Daha önce rota ve planını paylaştığım Alsace-Lorraine yolculuğunu
anlatma vakti geldi.
Bol yeşil yollarda, masalsı köylerin birinden diğerine giderken durup durup bolca Alsace şarapları içip, çokça gülüp gezilen bir yolculuk.
İşe toz bulutundan başlayalım: araba kiralamak!
Car rent
Çokça soru geldi. Arabayı önceden retalcars.com'da Sixt'ten
kiralamıştım ve ben sigortanın her şeyi kapması gerektiği konusunda
uyarılmıştım arkadaşlarım tarafından. Buna da dikkat ederek bir rezervasyon
yapmıştım. Gittiğimde bizimle ilgilenen kadın "herşeyi kapsayan sigortayı şu
kadara alabilirsiniz" deyince şaşırdık, biz yaptırdıgımızı sandıgımız için.
Meğerse bizim satın aldığımız “full coverage insurance” 850eur’a kadar bir
hasarı karşılıyormuş. Üzerindeki masrafı ödemiyor. Bunun için de ekstra 66 eur
gibi bir şey daha ödedik. Birincisi rentalcars gibi havuz mantıklı bir siteden yaptırınca Sixt
onların sizle olan anlaşmalarını göremediğini söylüyor. İkincisi her türlü
Sixt, Hertz gibi şirketlerden birebir kiralama ile aynı paraya geliyor. Neyse
buralara ilişkin bildiğiniz şeyleri benimle paylaşırsanız sevinirim. Sonraki
yolculuklar için faydalı olurJ
Arabayı Stuttgart Havaalanı'ndan alıp Basel’ bıraktık. Farklı
ülkeler ve farklı noktalar da araba kiralama masrafını artırıyor. Ama rotanın
en aşağısı olan Mulhouse’tan Stuttgat’a dönüp oradan da geri uçulabilirdi,
mesafeler o kadar çok değil. Uçak bileti, araba kirası optimizasyonunu size
bıraktımJ Bu rota için en konforlusu buyduJ Detay
sorularınız olursa cevaplarım.
Neyse koyulduk yola. Yemyeşil, fantastik güzellikte
yollarda kıvrıla kıvrıla Hohenzollern Kalesi’ne doğru tırmanmaya başladık.

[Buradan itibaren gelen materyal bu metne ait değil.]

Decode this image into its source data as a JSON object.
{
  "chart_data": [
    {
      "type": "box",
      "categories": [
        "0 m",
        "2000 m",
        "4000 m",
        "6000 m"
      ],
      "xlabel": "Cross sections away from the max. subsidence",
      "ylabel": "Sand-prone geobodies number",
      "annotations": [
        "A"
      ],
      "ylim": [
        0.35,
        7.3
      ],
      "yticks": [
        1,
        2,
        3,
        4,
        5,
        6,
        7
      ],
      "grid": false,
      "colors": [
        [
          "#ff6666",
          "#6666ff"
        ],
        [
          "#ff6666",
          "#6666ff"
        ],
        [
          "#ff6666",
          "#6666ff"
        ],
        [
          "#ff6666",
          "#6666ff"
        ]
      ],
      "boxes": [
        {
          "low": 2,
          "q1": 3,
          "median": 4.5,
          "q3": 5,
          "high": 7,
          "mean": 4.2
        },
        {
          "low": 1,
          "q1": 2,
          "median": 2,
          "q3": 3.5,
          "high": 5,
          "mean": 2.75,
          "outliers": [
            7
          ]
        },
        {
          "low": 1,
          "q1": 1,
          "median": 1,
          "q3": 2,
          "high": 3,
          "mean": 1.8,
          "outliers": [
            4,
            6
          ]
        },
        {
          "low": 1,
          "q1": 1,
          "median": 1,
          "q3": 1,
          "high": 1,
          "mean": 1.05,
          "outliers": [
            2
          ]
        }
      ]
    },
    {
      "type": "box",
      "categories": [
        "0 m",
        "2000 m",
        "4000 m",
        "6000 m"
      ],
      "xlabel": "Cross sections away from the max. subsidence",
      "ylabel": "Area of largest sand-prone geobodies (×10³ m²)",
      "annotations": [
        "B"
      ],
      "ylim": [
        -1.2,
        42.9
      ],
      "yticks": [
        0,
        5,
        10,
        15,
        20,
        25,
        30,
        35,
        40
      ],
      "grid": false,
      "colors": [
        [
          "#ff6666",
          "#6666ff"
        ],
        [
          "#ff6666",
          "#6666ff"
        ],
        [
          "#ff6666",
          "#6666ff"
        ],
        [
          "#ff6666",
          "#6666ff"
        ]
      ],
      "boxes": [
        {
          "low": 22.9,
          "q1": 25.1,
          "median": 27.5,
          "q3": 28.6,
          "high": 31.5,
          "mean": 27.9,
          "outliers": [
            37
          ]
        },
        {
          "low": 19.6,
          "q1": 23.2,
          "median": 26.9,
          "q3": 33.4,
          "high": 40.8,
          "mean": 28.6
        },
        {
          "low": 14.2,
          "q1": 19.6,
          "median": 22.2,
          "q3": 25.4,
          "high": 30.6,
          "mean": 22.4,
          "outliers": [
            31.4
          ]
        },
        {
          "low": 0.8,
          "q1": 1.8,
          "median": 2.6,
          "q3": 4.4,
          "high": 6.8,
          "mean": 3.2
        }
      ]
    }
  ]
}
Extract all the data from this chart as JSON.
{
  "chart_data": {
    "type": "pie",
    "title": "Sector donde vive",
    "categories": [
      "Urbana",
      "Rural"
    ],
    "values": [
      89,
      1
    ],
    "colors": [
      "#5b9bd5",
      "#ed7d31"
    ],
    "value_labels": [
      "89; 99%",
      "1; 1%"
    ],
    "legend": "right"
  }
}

Yolda durup fotoğraf çekmeyi ihmal etmiyoruz tabi. Bu rota varma değil, baya
bir yolda olma rotası, en zevk aldığımız kısımları da arabada geçti zaten.
Saçma sapan, bin bir çeşit müzik hep eşlik etti yolculuğa. Kah güldük (ama
şuursuzca gülmek) kah ağladık. Zaten çocukluğumdan beri çok severim araba
yolculuğunu, değişen yolları, tarlaları izlemeyi.
Kalede manzara seyretmeye, şımarmalara doyamadık. Kalenin içinde büfeden wurst(sosisli) alarak tadma maceralarının da startını vermiş oldum. Baya bir süre kaldık orada, zaten tüm yolculuk spontane ilerledi. Nerede ne kadar durmak, nereyi es geçmek istiyoruz kararı bizde. Marbach’a gitmedik mesela. Güzel yeme, içme, görme tavsiyeleri almıştım Furkan’dan ama olsunJ
Strasbourg
Sonra Strasbourg’a geçtik oradan. Şimdi arabayla
yurtdışında seyahat ederken en komik yanlarından biri de PARK etmek! İşte
sokaklarda park ediyorsun, ödemeyi nasıl yapacağız diye soruyorum, konuşuyorum
insanlarla. Meğerse şöyleymiş. Bu makineler oluyor işte sokaklarda, önden ödeme
yapıp fişi alıp camına koyuyorsun ki bak ben ödedim, bu da biletim. Ama
buralara max 2 saatlik ödeme yapıp bırakabiliyormuşsun Strasbourg’da. Mesela
biz akşam vardık. 18:00 -09:00 saatleri arasında ödeme yok. Ama sabah 9da gidip
ön ödeme yapmayacaksan ya da arabanı almayacaksan ceza yemeye de hazırlıklı olJ
Araba çok kez çekilebilirdi, o konuda şanslıydık bakJ Hatta Obernai’de uyarı kağıdı bile aldık. Bir daha sarı boyalı yerlere
bırakırsak araba çekilebilir diye. Ne tatlılar. Neyse en iyisi kapalı otoparka
koymak. 24 saati 24 eur’du. Tabi bir iki saatlik uğrarsan yine bu ön-ödemeli makinelere
talim.
Akşam Strasbourg'a varınca otele bile gitmeden soluğu Smokey Brothers’ta
aldık. Değdi. Gerçekten güzeldi burgerler. Otelimiz "Hotel Cathedrale" harika bir
lokasyona sahip. Şehrin en merkezindeki harika kathedraline bakan bir otel. Süper
lüks ya da yeni döşenmiş değil ama tavsiye ederim lokasyon açısından.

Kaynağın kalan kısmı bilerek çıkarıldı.